04 Feb 2010 Tell a Friend
Last week, Skipton Building Society used the small print in mortgage contracts to raise its Standard Variable Rate (SVR) from 3.5% to 4.95%, breaking a guarantee to its customers. To put this into perspective, this amounts to a monthly repayment increase of around £120 for a homeowner on a 25-year £150,000 repayment mortgage.
The trend began with Marsden Building Society at the start of the year, and since then, in addition to Skipton, Norwich&Peterborough and Holmesdale Building Societies (to 5.35% and 4.89% respectively) are among those who have announced an SVR hike. More building societies are expected to follow in their footsteps.

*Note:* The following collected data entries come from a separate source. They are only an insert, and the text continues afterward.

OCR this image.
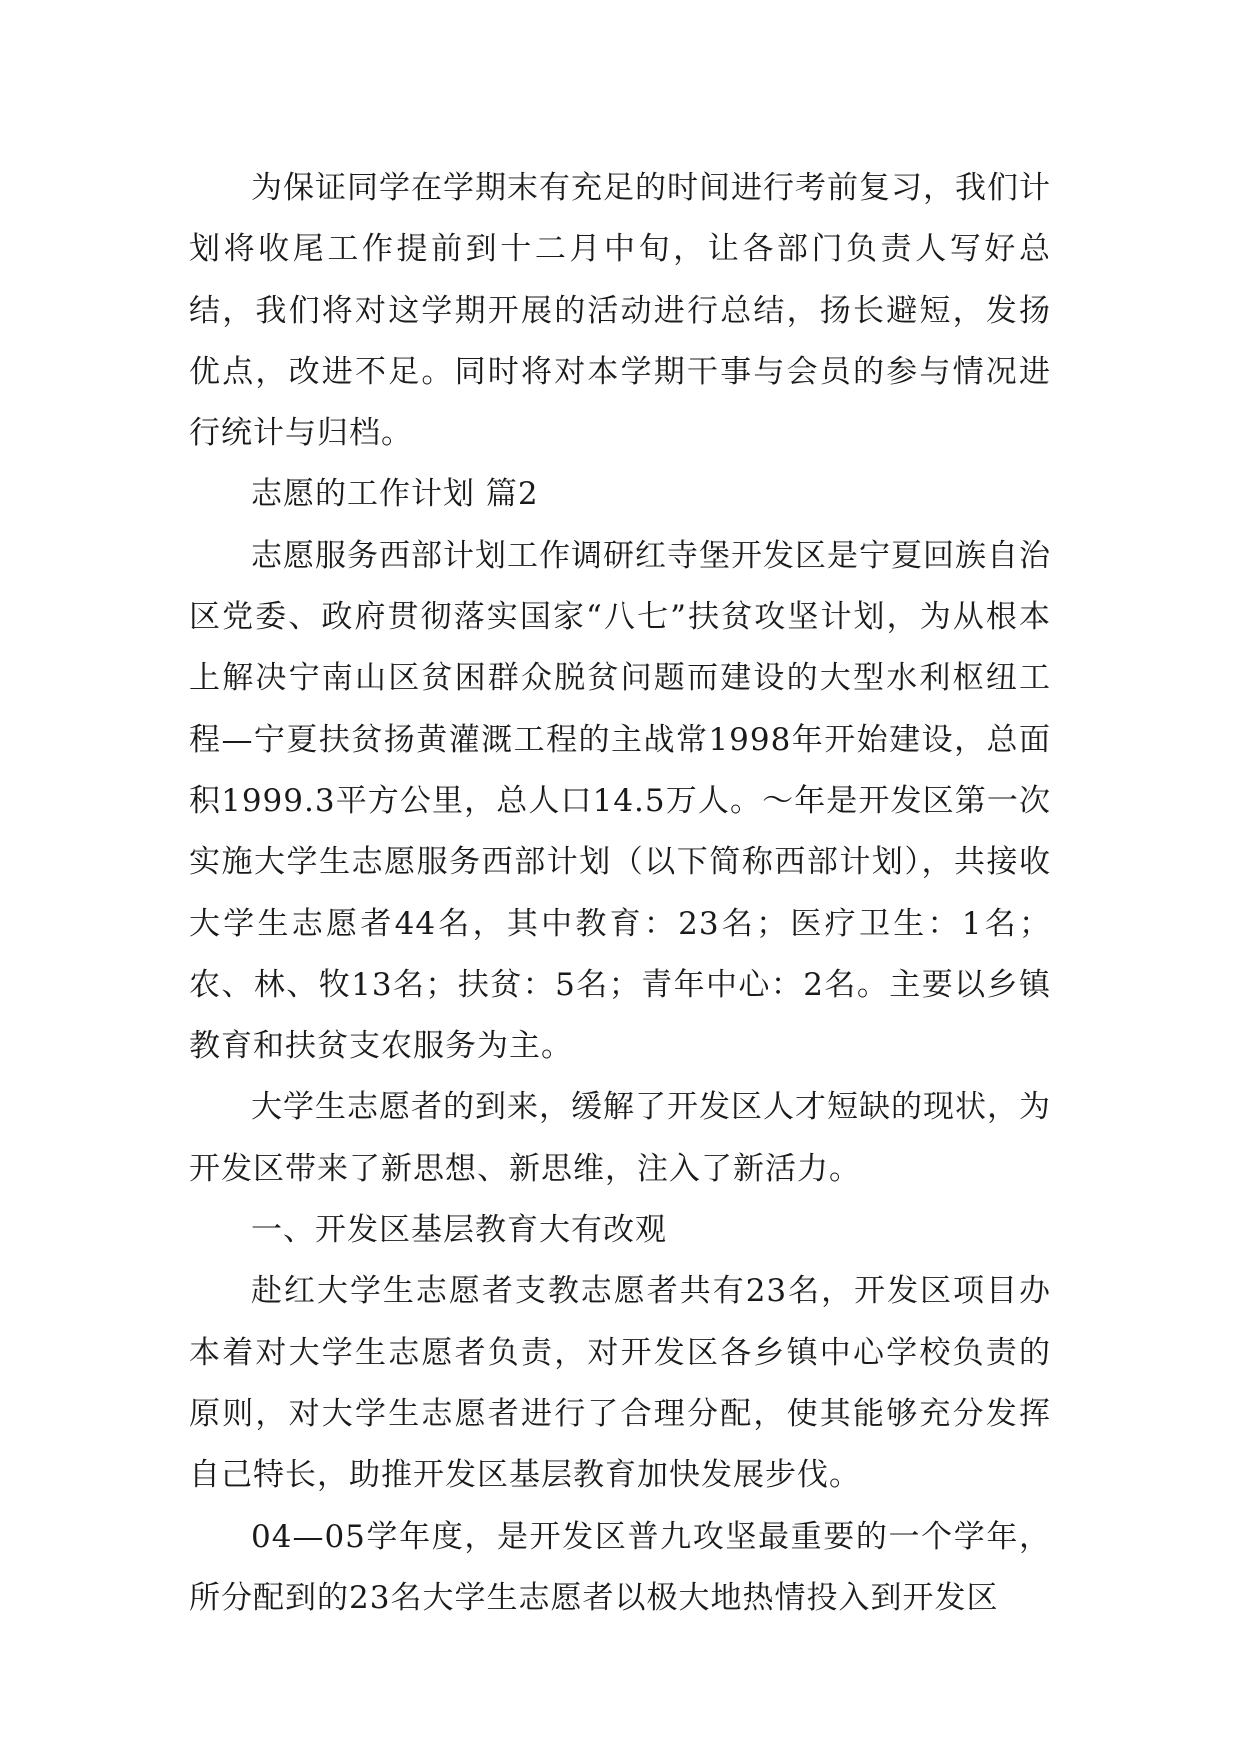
为保证同学在学期末有充足的时间进行考前复习，我们计划将收尾工作提前到十二月中旬，让各部门负责人写好总结，我们将对这学期开展的活动进行总结，扬长避短，发扬优点，改进不足。同时将对本学期干事与会员的参与情况进行统计与归档。

志愿的工作计划 篇2

志愿服务西部计划工作调研红寺堡开发区是宁夏回族自治区党委、政府贯彻落实国家“八七”扶贫攻坚计划，为从根本上解决宁南山区贫困群众脱贫问题而建设的大型水利枢纽工程—宁夏扶贫扬黄灌溉工程的主战常1998年开始建设，总面积1999.3平方公里，总人口14.5万人。～年是开发区第一次实施大学生志愿服务西部计划（以下简称西部计划），共接收大学生志愿者44名，其中教育：23名；医疗卫生：1名；农、林、牧13名；扶贫：5名；青年中心：2名。主要以乡镇教育和扶贫支农服务为主。

大学生志愿者的到来，缓解了开发区人才短缺的现状，为开发区带来了新思想、新思维，注入了新活力。

一、开发区基层教育大有改观

赴红大学生志愿者支教志愿者共有23名，开发区项目办本着对大学生志愿者负责，对开发区各乡镇中心学校负责的原则，对大学生志愿者进行了合理分配，使其能够充分发挥自己特长，助推开发区基层教育加快发展步伐。

04—05学年度，是开发区普九攻坚最重要的一个学年，所分配到的23名大学生志愿者以极大地热情投入到开发区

Naturally consumers are angry - you simply don't expect a guaranteed maximum payment to be exceeded. But the building societies must have their reasons for risking losing a number of their customers, right? We look at the reasons behind the SVR increases, and what you can do about it if your mortgage rate has become unmanageable.
What is the Standard Variable Rate?
The Standard Variable Rate (SVR) is the 'default' rate of interest that banks and building societies charge customers for borrowing. The SVR is different at every lender, and the lenders can change the rate at any time. Normally, the SVR reflects changes in the Bank of England base rate, although lenders are under no obligation to track the base rate if they choose not to.

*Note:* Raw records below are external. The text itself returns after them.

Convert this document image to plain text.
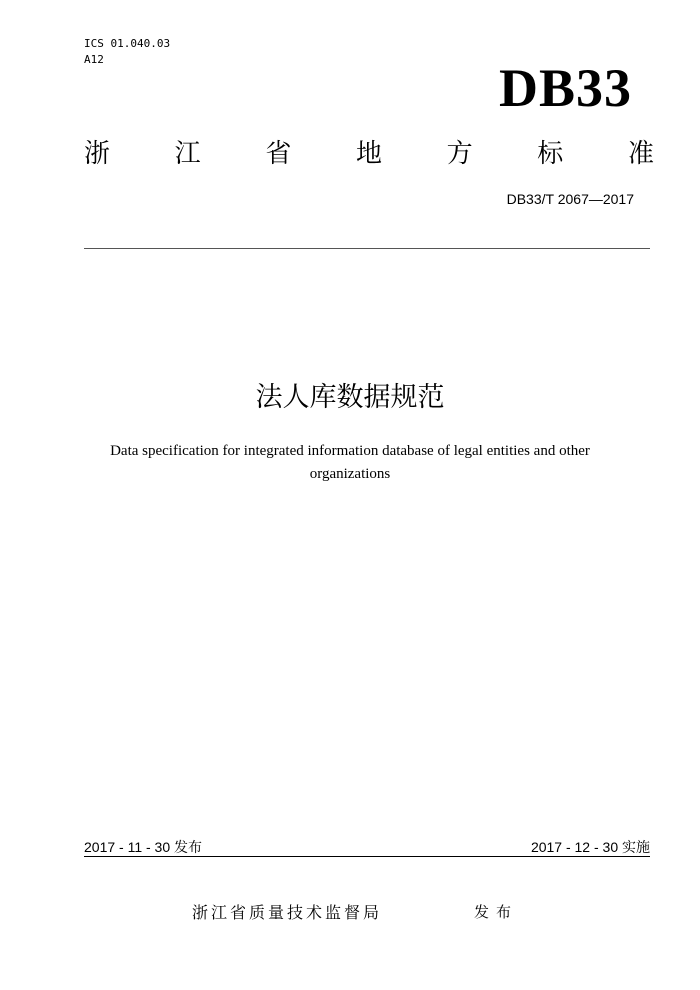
ICS 01.040.03
A12	DB33
浙 江 省 地 方 标 准
DB33/T 2067—2017
法人库数据规范
Data specification for integrated information database of legal entities and other organizations
2017 - 11 - 30 发布	2017 - 12 - 30 实施
浙江省质量技术监督局	发布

If you have been on a mortgage rate with an attractive introductory offer, such as a fixed rate mortgage for say, the first three years of your deal, you would automatically revert to the lender's Standard Variable Rate mortgage product once this fixed rate period is up. In most cases, the lender's SVR is much less competitive than their other mortgage products - after all, new consumers cannot get these rates, so they have no incentive to make them sexy.

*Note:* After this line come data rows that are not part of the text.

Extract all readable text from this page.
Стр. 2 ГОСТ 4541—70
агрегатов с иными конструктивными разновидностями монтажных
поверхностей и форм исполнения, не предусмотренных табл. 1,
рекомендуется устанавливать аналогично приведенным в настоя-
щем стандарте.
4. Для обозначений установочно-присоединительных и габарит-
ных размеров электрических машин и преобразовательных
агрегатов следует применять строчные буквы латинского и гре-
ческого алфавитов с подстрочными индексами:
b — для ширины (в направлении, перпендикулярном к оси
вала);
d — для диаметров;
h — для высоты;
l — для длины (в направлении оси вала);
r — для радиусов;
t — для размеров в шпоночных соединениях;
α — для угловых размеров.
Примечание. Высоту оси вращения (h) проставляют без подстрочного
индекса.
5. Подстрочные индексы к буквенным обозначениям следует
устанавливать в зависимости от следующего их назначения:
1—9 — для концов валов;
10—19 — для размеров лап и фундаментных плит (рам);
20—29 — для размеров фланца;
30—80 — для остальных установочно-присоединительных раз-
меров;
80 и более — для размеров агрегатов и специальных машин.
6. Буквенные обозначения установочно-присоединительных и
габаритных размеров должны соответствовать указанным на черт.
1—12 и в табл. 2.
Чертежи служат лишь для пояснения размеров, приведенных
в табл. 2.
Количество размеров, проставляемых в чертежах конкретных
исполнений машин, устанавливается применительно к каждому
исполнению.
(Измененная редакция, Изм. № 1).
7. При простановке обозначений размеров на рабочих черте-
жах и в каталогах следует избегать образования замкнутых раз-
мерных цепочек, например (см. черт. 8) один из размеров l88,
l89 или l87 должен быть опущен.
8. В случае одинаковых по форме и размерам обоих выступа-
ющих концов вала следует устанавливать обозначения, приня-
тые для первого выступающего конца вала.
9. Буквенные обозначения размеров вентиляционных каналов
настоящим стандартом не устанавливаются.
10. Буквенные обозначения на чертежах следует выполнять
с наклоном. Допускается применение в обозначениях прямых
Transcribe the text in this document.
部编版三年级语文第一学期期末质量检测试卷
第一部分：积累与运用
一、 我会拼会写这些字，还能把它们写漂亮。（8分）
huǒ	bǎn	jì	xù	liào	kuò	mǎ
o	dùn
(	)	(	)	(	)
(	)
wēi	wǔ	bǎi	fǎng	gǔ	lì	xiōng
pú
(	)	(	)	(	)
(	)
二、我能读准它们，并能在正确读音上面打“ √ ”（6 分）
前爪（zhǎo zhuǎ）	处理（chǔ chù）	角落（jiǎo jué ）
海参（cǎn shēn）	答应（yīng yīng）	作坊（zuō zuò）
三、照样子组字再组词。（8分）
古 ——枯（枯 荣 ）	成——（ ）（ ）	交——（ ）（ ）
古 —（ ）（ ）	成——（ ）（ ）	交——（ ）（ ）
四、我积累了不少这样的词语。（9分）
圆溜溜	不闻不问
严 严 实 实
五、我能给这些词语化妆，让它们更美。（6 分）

How can these building societies change a 'guaranteed' rate?
Even when there are guarantees against raising the SVR above a certain percentage, there are usually clauses in the small print stating that this guarantee can be withdrawn in 'exceptional circumstances'. These could include any circumstances in which the lender's business may be put at risk, and in the current economic climate - with interest rates at unprecedentedly low levels - many other smaller building societies could use this reasoning to increase their Standard Variable Rate.
Why are the building societies doing this?
For the smaller building societies, the majority of their customers are on tracker rate mortgages, which will mean relatively low monthly repayments whilst the base rate remains at 0.5%. The smaller building societies are therefore working on very tight margins where it comes to their lending.
All of the banks and building societies need to attract savers, because these are the consumers that bring regular cash flow into the business. And if smaller building societies are unable to attract new savers because they cannot afford to pay competitive interest rates on savings, they need to find some way of bringing in some extra cash. Although the tracker mortgage rates cannot be put up, the SVR can be changed at any time, and so this is how the small building societies have had to adjust their rates to counteract their earlier low-rate lending.
What can you do about it?
If you are on your lender's Standard Variable Rate at the moment, you can choose to remortgage and find a better deal elsewhere. Choosing a fixed rate remortgage would at least guarantee that the rate would not be able to rise for the period of the remortgage loan, guaranteeing you a higher level of financial security.
The only reason this may not be an option is if you do not have any equity available in your property, as this would make it harder for you to actually improve your rate by moving. However, there is no harm in shopping around to find out whether you could improve your current mortgage situation.